Mattel is aiming high with the View-Master. It wants kids to take virtual 360-degree tours of cities, see classic sites, go on undersea adventures and even play with dinosaurs. Unfortunately, a hands-on test of this new View-Master left me disappointed.
I tested a cardboard version of View-Master, but the final, commercial version of the product will have a plastic frame.
The frame houses a smartphone, which will transmit bite-sized virtual reality (VR) experiences to the product's viewer. The smartphone gets the experiences either from mobile apps or from stand-alone circular discs developed by Mattel. The discs are supposed to automatically pair up with the smartphone, but it took about two minutes for one of my discs to establish the connection. The headset wasn't always responsive.

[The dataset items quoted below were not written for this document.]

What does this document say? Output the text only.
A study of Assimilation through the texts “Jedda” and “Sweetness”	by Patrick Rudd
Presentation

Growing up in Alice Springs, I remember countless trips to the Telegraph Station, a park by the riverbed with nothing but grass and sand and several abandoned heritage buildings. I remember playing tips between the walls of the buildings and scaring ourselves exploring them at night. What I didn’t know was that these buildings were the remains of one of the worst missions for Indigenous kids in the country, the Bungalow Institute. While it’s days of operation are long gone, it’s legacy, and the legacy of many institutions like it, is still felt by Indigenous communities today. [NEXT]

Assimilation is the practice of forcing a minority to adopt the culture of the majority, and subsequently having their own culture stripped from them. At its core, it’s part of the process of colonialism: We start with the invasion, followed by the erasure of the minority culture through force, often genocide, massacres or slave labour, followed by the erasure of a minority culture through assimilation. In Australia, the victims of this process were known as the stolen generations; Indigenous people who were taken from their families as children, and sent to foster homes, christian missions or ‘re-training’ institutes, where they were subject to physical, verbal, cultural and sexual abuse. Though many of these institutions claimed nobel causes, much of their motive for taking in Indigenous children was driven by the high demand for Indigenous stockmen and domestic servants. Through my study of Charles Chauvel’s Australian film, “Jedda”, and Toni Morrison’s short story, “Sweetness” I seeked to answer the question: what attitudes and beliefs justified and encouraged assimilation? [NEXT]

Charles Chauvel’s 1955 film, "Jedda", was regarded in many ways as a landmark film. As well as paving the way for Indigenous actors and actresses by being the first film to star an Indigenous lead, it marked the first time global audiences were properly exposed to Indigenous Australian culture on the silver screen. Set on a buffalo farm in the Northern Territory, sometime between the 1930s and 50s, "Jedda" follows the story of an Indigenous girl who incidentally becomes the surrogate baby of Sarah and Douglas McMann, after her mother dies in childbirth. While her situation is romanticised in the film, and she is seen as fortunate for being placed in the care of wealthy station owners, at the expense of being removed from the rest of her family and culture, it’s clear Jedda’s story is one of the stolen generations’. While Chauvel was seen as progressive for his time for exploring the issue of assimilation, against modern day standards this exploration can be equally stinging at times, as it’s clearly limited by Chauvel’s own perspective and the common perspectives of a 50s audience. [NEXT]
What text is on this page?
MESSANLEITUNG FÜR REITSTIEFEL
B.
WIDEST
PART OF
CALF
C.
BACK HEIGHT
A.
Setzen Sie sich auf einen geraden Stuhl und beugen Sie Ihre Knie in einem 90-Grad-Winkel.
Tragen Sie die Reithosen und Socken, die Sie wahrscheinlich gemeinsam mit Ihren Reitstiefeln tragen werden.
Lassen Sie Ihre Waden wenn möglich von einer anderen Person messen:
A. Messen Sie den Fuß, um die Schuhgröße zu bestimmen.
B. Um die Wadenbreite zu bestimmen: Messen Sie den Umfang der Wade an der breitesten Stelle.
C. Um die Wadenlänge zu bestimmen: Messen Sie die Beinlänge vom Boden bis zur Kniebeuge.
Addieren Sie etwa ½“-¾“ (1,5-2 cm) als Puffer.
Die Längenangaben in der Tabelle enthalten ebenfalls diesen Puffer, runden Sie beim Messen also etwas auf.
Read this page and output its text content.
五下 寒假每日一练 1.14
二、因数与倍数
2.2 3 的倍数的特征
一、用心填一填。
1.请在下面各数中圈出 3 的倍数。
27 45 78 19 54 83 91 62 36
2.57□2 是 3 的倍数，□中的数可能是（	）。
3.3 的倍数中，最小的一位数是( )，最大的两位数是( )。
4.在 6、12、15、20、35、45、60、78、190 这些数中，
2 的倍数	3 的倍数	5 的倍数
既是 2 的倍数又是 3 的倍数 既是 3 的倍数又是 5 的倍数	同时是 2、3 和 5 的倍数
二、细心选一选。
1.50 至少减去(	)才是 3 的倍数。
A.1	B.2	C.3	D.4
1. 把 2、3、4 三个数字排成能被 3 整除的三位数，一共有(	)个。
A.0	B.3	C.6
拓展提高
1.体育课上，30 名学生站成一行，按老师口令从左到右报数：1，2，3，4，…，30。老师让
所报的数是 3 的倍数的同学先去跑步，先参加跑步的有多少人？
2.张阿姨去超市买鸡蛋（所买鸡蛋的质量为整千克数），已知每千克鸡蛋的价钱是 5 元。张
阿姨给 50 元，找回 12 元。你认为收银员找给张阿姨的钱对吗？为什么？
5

The images and video on the discs I tested were often grainy, with a low-resolution feel to them.
One of the discs, a San Francisco neighborhood tour, felt like watching Google's Street View on a computer. The other disc offered a more exciting 360-degree tour of the moon. I moved the headset around to see craters, an astronaut placing a U.S. flag on the surface, and a view of the earth. An icon pointed users to specific objects and experiences.
Clearly, the interactive experience is still under development, and Mattel is planning to build up its database of images, videos and graphics for the headset. The company plans to add short interactive games and more images dating back to 1940, when Mattel's first View-Master was introduced.
The headset will be priced at US$29.99 and is scheduled to ship in the fourth quarter. It will initially support Android smartphones, and later Apple's iPhones. The virtual reality experience on View-Master gets better if a smartphone has a strong graphics processor.
Mattel will make its money through the experience reels, which it will sell for $15 in packs of four.
Mattel developed the headset with Google, which last year launched a low-tech virtual reality kit called Cardboard. Users assemble the Google kit into a headset, insert lenses in the viewfinder slot, and finally, put a smartphone in the front. Google's role will likely grow as it provides content for the View-Master from YouTube, Google Earth and other products via its Cardboard mobile app.
In conclusion, don't expect View-Master to deliver jaw-dropping virtual reality experiences like an Oculus Rift headset. But while the View-Master is rough around the edges, it's inexpensive, and if Mattel can build on the technology to offer stronger virtual reality experiences, the product could become an effective learning tool.